In the example below, matching scores will be increased by:

* `0.1` when a Vacancy is within 10km of an Employee.
* `0.05` when a Vacancy is within 30km of an Employee.
* `0.0` when a Vacancy is farther away than 50km of an Employee.

```json theme={null}
{
  "filters": [],
  "weights": [
    {
      "weight": "geo_distance",
      "value": 0.1,
      "full_score_distance": 10,
      "zero_score_distance": 50
    }
  ]
}
```

### Custom properties

The custom property weight will provide a score contribution when the target
entities meet the custom property criteria specified by you.

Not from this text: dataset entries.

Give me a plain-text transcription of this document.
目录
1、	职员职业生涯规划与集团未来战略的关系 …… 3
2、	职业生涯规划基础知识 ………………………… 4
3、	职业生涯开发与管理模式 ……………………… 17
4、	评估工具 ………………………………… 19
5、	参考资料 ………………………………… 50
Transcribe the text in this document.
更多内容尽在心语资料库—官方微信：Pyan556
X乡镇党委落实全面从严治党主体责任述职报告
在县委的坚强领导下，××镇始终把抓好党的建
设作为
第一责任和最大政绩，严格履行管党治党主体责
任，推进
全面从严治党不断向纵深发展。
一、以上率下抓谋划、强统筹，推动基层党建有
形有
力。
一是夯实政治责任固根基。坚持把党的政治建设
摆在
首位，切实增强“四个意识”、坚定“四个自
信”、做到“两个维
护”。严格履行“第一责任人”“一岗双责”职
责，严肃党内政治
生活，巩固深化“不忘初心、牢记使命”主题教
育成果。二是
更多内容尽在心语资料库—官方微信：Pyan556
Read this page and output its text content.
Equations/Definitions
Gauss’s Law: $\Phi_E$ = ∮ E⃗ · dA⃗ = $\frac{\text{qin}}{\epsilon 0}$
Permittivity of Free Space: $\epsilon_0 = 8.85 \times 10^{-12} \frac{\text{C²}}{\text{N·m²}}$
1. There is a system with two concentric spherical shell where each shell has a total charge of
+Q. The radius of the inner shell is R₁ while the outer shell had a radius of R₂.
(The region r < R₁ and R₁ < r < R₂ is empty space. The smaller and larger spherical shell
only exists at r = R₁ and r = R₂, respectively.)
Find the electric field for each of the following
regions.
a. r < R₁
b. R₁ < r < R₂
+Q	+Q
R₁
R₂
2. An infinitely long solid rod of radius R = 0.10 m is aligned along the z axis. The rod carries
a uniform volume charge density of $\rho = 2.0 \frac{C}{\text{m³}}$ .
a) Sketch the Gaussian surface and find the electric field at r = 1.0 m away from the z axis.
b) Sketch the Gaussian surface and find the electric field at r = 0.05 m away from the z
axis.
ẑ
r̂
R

For example, when submitting a `POST` request to
`vacancies/<external_id>/matching_employees` with the following content, the
Skill Engine API will:

* Increase the match score by `0.05` for the employees that have a desired
  salary less than €45000.
* Increase the match score by `0.1` for the employees that are immediately
  available (assuming the current date is 2021-04-13).
* Increase the match score by `0.05` for the employees that are not a
  freelancer.

```json theme={null}
{
  "filters": [],
  "weights": [
    {
      "weight": "custom_property",
      "property_name": "desired_salary",
      "operator": "lt",
      "property_value": 45000,
      "value": 0.05
    },
    {
      "weight": "custom_property",
      "property_name": "available_from",
      "operator": "lte",
      "property_value": "2021-04-13",
      "value": 0.1
    },
    {
      "weight": "custom_property",
      "property_name": "freelancer",
      "operator": "eq",
      "property_value": false,
      "value": 0.05
    }
  ]
}
```

Note that employees that do not have the custom properties `desired_salary` ,
`available_from` and `freelancer` set, will still be included in the final match
results, but without a boost to their match score.